From a description found on the Internet:

Tanfoglio TZ-75/TA-90

Notes: In the early 1980s, the Czech CZ-75 pistol had become a worldwide sensation, and demand for the CZ-75 far outstripped Ceska Zbrojovka’s manufacturing capabilities, or those of any other single firm for that matter. Ceska Zbrojovka therefore began selling licenses to several other European arms manufactures – both Eastern and Western, and also gave most of wide latitude to alter the basic CZ-75 design. Tanfoglio was one of these companies, with their version being called the TZ-75, and produced primarily for export to the US. Early export versions sold in the US by FIE were sold as the “TZ-75,” but most of these weapons, imported later by a succession of companies, were sold as the “TA-90” and are designed to appear more like the CZ-75.

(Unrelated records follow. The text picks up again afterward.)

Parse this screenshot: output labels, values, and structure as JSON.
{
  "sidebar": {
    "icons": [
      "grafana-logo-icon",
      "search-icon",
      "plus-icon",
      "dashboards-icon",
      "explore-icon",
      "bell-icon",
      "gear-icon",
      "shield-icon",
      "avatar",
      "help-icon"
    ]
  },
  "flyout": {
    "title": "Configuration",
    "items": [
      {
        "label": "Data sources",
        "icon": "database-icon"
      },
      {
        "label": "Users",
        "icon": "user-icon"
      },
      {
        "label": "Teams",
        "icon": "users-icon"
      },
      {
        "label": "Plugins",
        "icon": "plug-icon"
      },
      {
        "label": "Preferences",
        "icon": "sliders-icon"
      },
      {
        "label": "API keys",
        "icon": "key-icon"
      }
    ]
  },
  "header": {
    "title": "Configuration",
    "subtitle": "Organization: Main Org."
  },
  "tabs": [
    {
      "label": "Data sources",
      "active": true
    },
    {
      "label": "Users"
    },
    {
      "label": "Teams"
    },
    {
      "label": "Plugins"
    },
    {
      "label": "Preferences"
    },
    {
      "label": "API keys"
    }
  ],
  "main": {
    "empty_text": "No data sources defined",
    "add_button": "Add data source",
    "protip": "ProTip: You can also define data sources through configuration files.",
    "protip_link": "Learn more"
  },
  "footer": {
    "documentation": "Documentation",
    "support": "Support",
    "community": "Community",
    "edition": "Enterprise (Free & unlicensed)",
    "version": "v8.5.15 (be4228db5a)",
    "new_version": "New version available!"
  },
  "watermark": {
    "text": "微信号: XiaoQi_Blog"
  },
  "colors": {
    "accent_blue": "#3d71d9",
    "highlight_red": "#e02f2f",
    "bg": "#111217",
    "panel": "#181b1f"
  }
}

The TZ-75 differs from the CZ-75 in several ways. The original TZ-75, in fact, was externally quite different in appearance from the CZ-75, with a sleeker overall shape, a more ergonomic grip, a squared trigger guard, and a larger spur-type hammer. The sights were also of the three-dot type, and larger than those of the CZ-75 (the CZ-75’s tiny sights are one of the few consistent criticisms it has received). The TZ-75 also added a slide-mounted safety/decocker, with ambidextrous controls being an option. The TZ-75 was available in several different finishes; the most common were blued and chromed. Grip plates were of walnut or rubber, and the walnut grips could be had checkered or smooth. The barrel of the TZ-75 is also just a little bit longer than that of the CZ-75’s 4.7-inch barrel – the TZ-75’s barrel length is 4.75-inches. The TZ-75 was later altered to make it look more like an actual CZ-75; though this mostly consisted of restyling, the manual safety was also moved to the frame, deleted the decocking feature, and simply locked the slide, hammer and sear. This later production TZ-75 was designated by Tanfoglio the TZ-75 ’88; for game purposes, it is identical to the TZ-75.

I just shake my head at the stupidity of whomever put the “unsafe” list together as this is a solid, well-made, all steel handgun in 9mm. Jeez!